In what may become the next in a series of knuckle-headed moves, Bush’s Interior Department has finalized a plan to expand the areas that oil companies are allowed to drill. Areas off of Alaska, Florida and Virgina, some of them fishing regions, are to be opened up to massive oil exploration in the hungry attempt to maintain our “addiction to oil”.
Drilling had been banned in most of these areas previously, but in January, Bush lifted the bans in the central Gulf of Mexico and in Alaska’s Bristol Bay. The removal of the ban makes most of the Gulf south of the Florida panhandle open for drilling.
The 5.6 million acres opened up in Alaska is the home of endangered whales and the worlds largest sockeye salmon run. Estimates put the oil under these federal waters are about 200 million barrels of oil, and about 5 trillion cubic feet of natural gas. The US currently uses about 20 MILLION barrels of oil A DAY, in 1998 (last numbers I could find) we used 21.34 tcf/year (that’s trillion cubic feet) of natural gas. Meaning that this reserve would have less than half a years worth of oil, and natural gas.
Bristol’s Bay in Alaska was put off limits to drilling in 1990 after the Exxon Valdez tanker spill. The republican congress lifted that ban in 2003, but it remained under a presidential ban until January when Bush lifted it. Clearly the oil company has a poor record of safety. Do we really want to let them drill in even more spots, for what is already understood to be a drop in the bucket of our yearly energy needs? This is not an unexpected move from the same administration run by a former oil man, and containing many members of the cabinet that have ties to big oil (Condoleeza rice has a tanker named after her). Congress will have until the end of June to review the final drilling plan.

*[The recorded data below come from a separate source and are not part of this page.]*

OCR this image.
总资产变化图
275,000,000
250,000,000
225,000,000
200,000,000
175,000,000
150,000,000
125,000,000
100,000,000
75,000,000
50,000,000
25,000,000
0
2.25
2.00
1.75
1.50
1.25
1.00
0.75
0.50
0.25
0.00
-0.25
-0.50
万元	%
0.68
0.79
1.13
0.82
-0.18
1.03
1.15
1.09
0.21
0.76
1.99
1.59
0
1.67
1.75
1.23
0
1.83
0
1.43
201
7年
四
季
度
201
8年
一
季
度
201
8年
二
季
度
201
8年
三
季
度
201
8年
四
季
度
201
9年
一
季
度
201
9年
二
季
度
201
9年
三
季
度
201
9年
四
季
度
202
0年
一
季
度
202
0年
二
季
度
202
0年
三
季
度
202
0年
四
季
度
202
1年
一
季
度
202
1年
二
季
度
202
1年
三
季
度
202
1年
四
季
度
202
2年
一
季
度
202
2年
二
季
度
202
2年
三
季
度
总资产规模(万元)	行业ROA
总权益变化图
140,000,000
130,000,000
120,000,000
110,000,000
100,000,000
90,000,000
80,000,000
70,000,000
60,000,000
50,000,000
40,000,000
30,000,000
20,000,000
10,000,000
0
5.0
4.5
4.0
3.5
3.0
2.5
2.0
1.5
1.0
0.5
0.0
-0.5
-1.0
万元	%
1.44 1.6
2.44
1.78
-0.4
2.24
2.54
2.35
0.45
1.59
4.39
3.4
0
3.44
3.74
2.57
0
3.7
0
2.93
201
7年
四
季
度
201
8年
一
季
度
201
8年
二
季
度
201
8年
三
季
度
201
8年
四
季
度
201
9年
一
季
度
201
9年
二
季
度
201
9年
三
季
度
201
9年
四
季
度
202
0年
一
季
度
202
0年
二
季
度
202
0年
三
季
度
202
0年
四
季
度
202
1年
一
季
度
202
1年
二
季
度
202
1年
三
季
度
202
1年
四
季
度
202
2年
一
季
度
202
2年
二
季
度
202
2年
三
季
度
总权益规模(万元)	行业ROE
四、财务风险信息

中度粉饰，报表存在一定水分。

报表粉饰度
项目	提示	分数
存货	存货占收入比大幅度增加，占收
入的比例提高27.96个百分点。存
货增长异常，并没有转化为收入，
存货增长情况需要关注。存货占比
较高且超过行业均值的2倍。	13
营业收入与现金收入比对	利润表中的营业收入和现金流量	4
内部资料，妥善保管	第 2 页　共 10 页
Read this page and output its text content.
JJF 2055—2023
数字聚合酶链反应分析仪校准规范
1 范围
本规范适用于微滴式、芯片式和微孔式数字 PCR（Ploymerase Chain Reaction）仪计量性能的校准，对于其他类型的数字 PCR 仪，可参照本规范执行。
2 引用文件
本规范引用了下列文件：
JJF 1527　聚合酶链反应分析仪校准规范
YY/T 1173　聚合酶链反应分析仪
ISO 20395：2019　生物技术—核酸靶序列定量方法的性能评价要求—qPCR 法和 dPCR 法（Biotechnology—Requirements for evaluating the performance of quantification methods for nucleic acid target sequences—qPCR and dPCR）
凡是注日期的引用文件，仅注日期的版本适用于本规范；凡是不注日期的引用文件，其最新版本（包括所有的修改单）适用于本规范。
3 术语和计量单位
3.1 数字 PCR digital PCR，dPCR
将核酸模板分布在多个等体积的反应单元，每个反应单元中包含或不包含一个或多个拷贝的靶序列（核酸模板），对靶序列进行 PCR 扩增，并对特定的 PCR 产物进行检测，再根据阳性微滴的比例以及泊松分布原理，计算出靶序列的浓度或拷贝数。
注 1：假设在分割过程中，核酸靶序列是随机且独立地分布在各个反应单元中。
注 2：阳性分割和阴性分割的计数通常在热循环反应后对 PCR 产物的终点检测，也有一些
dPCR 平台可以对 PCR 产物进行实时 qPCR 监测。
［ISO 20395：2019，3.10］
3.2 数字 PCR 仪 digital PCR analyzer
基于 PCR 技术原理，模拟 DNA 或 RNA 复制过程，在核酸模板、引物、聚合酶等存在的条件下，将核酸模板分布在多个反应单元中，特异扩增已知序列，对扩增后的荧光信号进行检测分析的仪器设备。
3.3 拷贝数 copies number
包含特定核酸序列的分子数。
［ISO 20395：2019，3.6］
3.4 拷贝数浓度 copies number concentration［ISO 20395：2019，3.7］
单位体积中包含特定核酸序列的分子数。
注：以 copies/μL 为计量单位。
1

Exposing sensitive habitat to the the dangers of oil is the wrong strategy. Even if we were to find untold billions of barrels of oil in these regions (which we won’t) we shouldn’t pump it out. The problems we are having with global warming are because of our rampant burning of fossil fuels. Finding more oil will only allow for the continued reliance on this dirty and old fashioned energy supply.
Renewable energy like wind, solar, tidal, and geothermal should be our top priorities. Long after the paltry amount of oil in these regions has been pumped out, the wind will continue to blow, the sun will continue to shine. If the president really wants to build something in these regions why not a nice wind farm? I guess his “addiction to oil” comments in the state of the union can be lumped together with is other lies (“mission accomplished”, “Iraq has weapons of mass destruction”, “we do not tortue”, etc).